AXELROD AND THE COMMON MAN
the common man and woman
Presidential adviser David Axelrod might be right in stating that the president was considering "a lot of different factors", including the fraud allegations concerning the recent presidential election in Afghanistan, and America's strained relationship with Pakistan, in addition to other factors, with the troop request among them.
It seemed like he was downplaying the troop demand in a speech at the University of Nebraska-Lincoln, by saying, "We've tried it the other way, and it didn't work."; obviously referring to President Bush's policies in Iraq; however, that was false.
It was the added troops, commonly referred to as the surge, that changed the outcome in Iraq; and although, the situation there has not finalized, the United States did not have an enemy country on its hands.
The Secretary of Defense Robert Gates and Secretary of State Hillary Clinton have also said that the troop question was not for public debate; and we all agree with that statement.
However, President Obama should learn about what the common man in the street was thinking; and therefore a little window, slightly as it might be, should be opened for that purpose.
That was to let him know that he, in the grand scheme of all the topics that he was dealing with, should prioritize his goals to make it easy for him, in his deliberations toward those topics; and all an outsider would say was to have him place the troop request at the head of the list.
The fraud in the Afghanistan election was an internal affair; the balked relationship with Pakistan was a diplomatic subject; which, needless to say, could be handled by the State Department, while he contemplated what would happen if the Taliban gained the upper hand.
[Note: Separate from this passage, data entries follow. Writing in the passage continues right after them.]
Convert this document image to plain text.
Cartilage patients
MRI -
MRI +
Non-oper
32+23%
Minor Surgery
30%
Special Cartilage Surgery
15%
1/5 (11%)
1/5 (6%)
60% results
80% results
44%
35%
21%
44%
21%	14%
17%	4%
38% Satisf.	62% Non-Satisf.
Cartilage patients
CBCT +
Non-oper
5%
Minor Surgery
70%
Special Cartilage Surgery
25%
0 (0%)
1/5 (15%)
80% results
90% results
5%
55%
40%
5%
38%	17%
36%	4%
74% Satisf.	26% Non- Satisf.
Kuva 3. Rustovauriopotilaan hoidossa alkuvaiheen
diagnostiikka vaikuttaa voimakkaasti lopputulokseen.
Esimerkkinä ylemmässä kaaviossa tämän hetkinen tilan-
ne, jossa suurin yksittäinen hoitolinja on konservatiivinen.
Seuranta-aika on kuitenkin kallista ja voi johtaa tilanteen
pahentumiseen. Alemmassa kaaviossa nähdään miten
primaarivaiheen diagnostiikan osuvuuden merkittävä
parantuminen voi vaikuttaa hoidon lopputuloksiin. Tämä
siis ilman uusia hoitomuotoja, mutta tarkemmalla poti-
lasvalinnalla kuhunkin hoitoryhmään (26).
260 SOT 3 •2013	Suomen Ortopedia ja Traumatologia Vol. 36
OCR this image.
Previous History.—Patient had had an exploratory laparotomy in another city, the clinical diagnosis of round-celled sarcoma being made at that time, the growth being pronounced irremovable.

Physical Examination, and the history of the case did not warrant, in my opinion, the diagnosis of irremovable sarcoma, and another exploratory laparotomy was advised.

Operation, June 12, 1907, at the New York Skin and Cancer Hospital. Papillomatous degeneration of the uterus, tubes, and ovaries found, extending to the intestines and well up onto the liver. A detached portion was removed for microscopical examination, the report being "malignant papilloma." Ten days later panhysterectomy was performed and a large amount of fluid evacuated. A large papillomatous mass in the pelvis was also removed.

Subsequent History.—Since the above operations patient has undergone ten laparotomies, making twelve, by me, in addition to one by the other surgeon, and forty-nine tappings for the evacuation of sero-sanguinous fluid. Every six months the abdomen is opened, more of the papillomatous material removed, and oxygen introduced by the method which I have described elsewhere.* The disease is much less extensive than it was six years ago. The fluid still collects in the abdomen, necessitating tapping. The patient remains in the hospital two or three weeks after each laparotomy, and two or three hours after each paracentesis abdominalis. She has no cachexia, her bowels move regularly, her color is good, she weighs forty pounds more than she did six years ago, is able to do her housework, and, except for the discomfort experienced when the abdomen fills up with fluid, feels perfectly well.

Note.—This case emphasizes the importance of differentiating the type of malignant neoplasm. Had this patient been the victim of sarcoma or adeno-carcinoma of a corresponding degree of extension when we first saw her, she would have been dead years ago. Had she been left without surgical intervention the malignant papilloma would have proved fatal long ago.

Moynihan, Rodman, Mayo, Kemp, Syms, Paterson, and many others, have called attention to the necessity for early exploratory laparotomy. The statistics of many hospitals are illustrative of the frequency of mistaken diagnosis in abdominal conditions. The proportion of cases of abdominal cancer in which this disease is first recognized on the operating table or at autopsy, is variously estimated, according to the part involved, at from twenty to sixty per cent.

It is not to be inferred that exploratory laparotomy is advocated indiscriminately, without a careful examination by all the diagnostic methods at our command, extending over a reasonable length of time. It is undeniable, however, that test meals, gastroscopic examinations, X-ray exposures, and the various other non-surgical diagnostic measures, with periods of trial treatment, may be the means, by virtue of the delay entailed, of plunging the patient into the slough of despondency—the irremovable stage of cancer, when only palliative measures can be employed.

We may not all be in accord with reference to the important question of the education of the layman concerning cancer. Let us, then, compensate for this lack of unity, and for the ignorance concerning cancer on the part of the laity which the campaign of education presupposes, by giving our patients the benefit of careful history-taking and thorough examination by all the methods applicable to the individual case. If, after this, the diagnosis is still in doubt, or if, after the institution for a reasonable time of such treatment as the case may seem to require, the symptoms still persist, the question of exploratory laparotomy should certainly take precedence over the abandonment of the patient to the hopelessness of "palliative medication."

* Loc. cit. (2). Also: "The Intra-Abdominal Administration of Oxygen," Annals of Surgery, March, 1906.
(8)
That was all that the common man and woman in the street were requesting; a simple piece of advise that would come in very handy at a critical point in the war against those who caused September 11th, 2001, attacks to happen. There would be no relenting on their part until they had done more damage to America; and that should be at the top of the president's mind, even now.
With all due respect to the president's members of the cabinet and political advisers, the little chance to speak their mind (the common man and woman) to the war effort, would make a difference in what the White House would eventually decide on it. They knew that, in the final analysis, it was the president's own decision that would count.